Methods: Intracellular pH (pH(i)) of intact jejunal villous epithelium was measured by ratiometric microfluoroscopy. Ussing chambers were used to measure transepithelial (22)Na(36)Cl flux across murine jejunum, a site of electroneutral NaCl absorption. Expression was estimated using immunofluorescence and quantitative polymerase chain reaction.

Results: Basal pH(i) of DraKO epithelium, but not Pat-1KO epithelium, was alkaline, whereas pH(i) in the Nhe3KO was acidic relative to wild-type. Altered pH(i) was associated with robust Na(+)/H(+) and Cl(-)/HCO(3)(-) exchange activity in the DraKO and Nhe3KO villous epithelium, respectively. Contrary to genetic ablation, pharmacologic inhibition of Nhe3 in wild-type did not alter pH(i) but coordinately inhibited Dra. Flux studies revealed that Cl(-) absorption was essentially abolished (>80%) in the DraKO and little changed (<20%) in the Pat-1KO jejunum. Net Na(+) absorption was unaffected. Immunofluorescence demonstrated modest Dra expression in the jejunum relative to large intestine. Functional and expression studies did not indicate compensatory changes in relevant transporters.

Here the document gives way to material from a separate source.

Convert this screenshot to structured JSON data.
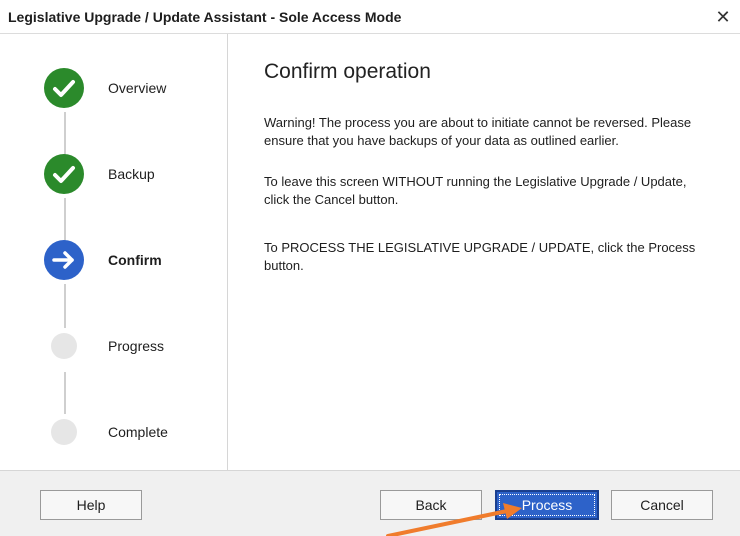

Conclusions: These studies provide functional evidence that Dra is the major Cl(-)/HCO(3)(-) exchanger coupled with Nhe3 for electroneutral NaCl absorption across mammalian small intestine.

Figure 1

Intracellular pH (pH_i) in intact villous epithelium. Left panel: basal pH_i in WT, Pat-1 KO, Dra KO, and Nhe3 KO intestine. Right panel: effect of inhibiting apical membrane Na⁺/H⁺ exchange with 100 μmol/L EIPA or Cl⁻/HCO₃⁻ exchange with 100 μmol/L niflumic acid (NFA) in WT epithelium. *Experimental conditions accentuate the effect of apical membrane acid-base transporters (see Results section). ^a,b,cMeans without the same letters are significantly different (n = 4–8 mice).

Figure 2

Functional activities of apical membrane Na⁺/H⁺ and Cl⁻/HCO₃⁻ in intact villous epithelium. (A) Na⁺/H⁺ exchange activity in WT, Dra KO, and Nhe3 KO jejunum as measured by removal and replacement of luminal Na⁺ (representative of 3 mice). (B) Cl⁻/HCO₃⁻ exchange activity in WT, Nhe3 KO, and Dra KO measured by removal and replacement of luminal Cl⁻ (representative of 3 mice).

Figure 3

Basal pH_i and isolated Dra Cl⁻/HCO₃⁻ exchange rates during inhibition of apical membrane Na⁺/H⁺ exchange in Pat-1 KO jejunal villous epithelium. Apical membrane Na⁺/H⁺ (Nhe3) exchange was inhibited with 100 μmol/L EIPA. Control was treated with vehicle (DMSO 0.1%). *Significantly different from control (n = 6–9).

Figure 4

Immunofluorescent localization of Dra (red) and phalloidin (actin, green) in the jejunal and cecal epithelium of WT and Dra KO mice. WT shows immunolocalization of Dra to apical and subapical compartments at the apical membrane that is not present in the Dra KO mice. Expression of immunoreactive Dra is modest in the jejunum villous epithelium relative to the surface epithelium of the cecum (representative of 4 experiments). Bars = 25 μm; arrows indicate apical membrane.